İki adam, ayrı ayrı, Zen ustasına gelir ve ona danışmak ister.
İlk adam:
“Bu şehre taşınmayı düşünüyorum. Sizce burası nasıl bir yer?”
diye sorar.
Usta sorar:
“Eski şehriniz nasıldı?”
Adam yanıtlar:
“Çok kötüydü, hiç iyi insan yoktu, ben de mutsuzdum.”
Usta:
“Burada da durum aynı. Bence taşınma.” der,
ve adam gider.
İkinci adam gelir ve sorar:
“Bu şehre taşınmayı düşünüyorum. Sizce burası nasıl bir yer?”
Usta yine aynı soruyu sorar:
“Eski şehriniz nasıldı?”
Adam yanıtlar:
“Çok güzeldi, herkes iyiydi, ben de mutluydum.”
Usta:
“Burada da durum aynı. Taşınabilirsin.” der.
Nereye taşınırsak taşınalım, kendimizi ve zihnimizi de beraber götürürüz.

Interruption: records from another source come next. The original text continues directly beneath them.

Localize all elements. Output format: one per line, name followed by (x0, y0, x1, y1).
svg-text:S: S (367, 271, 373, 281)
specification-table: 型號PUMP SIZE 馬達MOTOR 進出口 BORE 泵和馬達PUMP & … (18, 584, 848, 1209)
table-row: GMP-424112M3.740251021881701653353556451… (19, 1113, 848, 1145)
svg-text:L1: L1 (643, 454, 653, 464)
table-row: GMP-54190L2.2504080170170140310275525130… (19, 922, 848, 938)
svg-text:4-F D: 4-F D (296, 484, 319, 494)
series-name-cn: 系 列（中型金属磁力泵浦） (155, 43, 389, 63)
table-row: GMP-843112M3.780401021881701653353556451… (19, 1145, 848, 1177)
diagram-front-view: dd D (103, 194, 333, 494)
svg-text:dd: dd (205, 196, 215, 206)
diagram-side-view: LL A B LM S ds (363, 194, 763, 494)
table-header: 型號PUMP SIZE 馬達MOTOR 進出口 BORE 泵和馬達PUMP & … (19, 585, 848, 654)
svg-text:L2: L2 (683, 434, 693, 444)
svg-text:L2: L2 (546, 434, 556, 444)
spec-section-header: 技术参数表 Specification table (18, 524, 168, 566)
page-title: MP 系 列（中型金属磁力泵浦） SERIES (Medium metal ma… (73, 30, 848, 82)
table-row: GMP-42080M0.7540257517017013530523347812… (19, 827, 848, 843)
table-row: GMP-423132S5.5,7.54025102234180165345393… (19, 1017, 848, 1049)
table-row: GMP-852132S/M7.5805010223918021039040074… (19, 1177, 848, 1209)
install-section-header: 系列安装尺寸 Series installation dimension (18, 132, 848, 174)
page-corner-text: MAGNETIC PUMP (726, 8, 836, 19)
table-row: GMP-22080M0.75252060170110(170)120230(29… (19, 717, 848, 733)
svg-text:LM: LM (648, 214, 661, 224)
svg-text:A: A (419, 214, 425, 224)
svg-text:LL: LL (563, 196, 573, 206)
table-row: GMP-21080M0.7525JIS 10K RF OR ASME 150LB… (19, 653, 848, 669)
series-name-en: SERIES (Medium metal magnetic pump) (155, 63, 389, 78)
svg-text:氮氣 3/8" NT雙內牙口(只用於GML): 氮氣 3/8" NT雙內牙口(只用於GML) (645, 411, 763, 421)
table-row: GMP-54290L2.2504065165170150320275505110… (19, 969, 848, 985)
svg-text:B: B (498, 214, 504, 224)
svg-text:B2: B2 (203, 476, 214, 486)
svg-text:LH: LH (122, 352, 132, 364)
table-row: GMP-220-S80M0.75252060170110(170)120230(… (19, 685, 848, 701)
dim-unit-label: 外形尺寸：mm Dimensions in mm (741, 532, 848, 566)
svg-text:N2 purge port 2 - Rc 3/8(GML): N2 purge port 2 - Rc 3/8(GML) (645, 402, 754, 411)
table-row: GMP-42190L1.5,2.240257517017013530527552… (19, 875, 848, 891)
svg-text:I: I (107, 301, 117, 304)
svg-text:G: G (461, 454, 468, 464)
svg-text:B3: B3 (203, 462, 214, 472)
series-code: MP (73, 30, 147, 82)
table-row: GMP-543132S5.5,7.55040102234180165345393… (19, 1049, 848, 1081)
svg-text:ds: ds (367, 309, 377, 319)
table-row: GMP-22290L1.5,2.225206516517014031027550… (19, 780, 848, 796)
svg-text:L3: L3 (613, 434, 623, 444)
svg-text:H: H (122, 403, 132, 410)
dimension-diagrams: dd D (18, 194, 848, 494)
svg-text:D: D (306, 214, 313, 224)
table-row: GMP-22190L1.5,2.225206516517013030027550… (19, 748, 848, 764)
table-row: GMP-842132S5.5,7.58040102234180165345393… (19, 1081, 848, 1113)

Şu anda mutluysak, taşındığımızda, ev ya da araba aldığımızda, evlendiğimizde de mutlu olma ihtimalimiz yüksek.
Ama eğer hayata bakışımız olumsuzsa ve mutsuzsak, bu olayların, bize mutluluk ve huzur getirmesi oldukça zor.
Aynı olayları, algılarımıza göre farklı farklı deneyimleriz. Hayata nasıl bakıyorsak, onu kendimize çekeriz.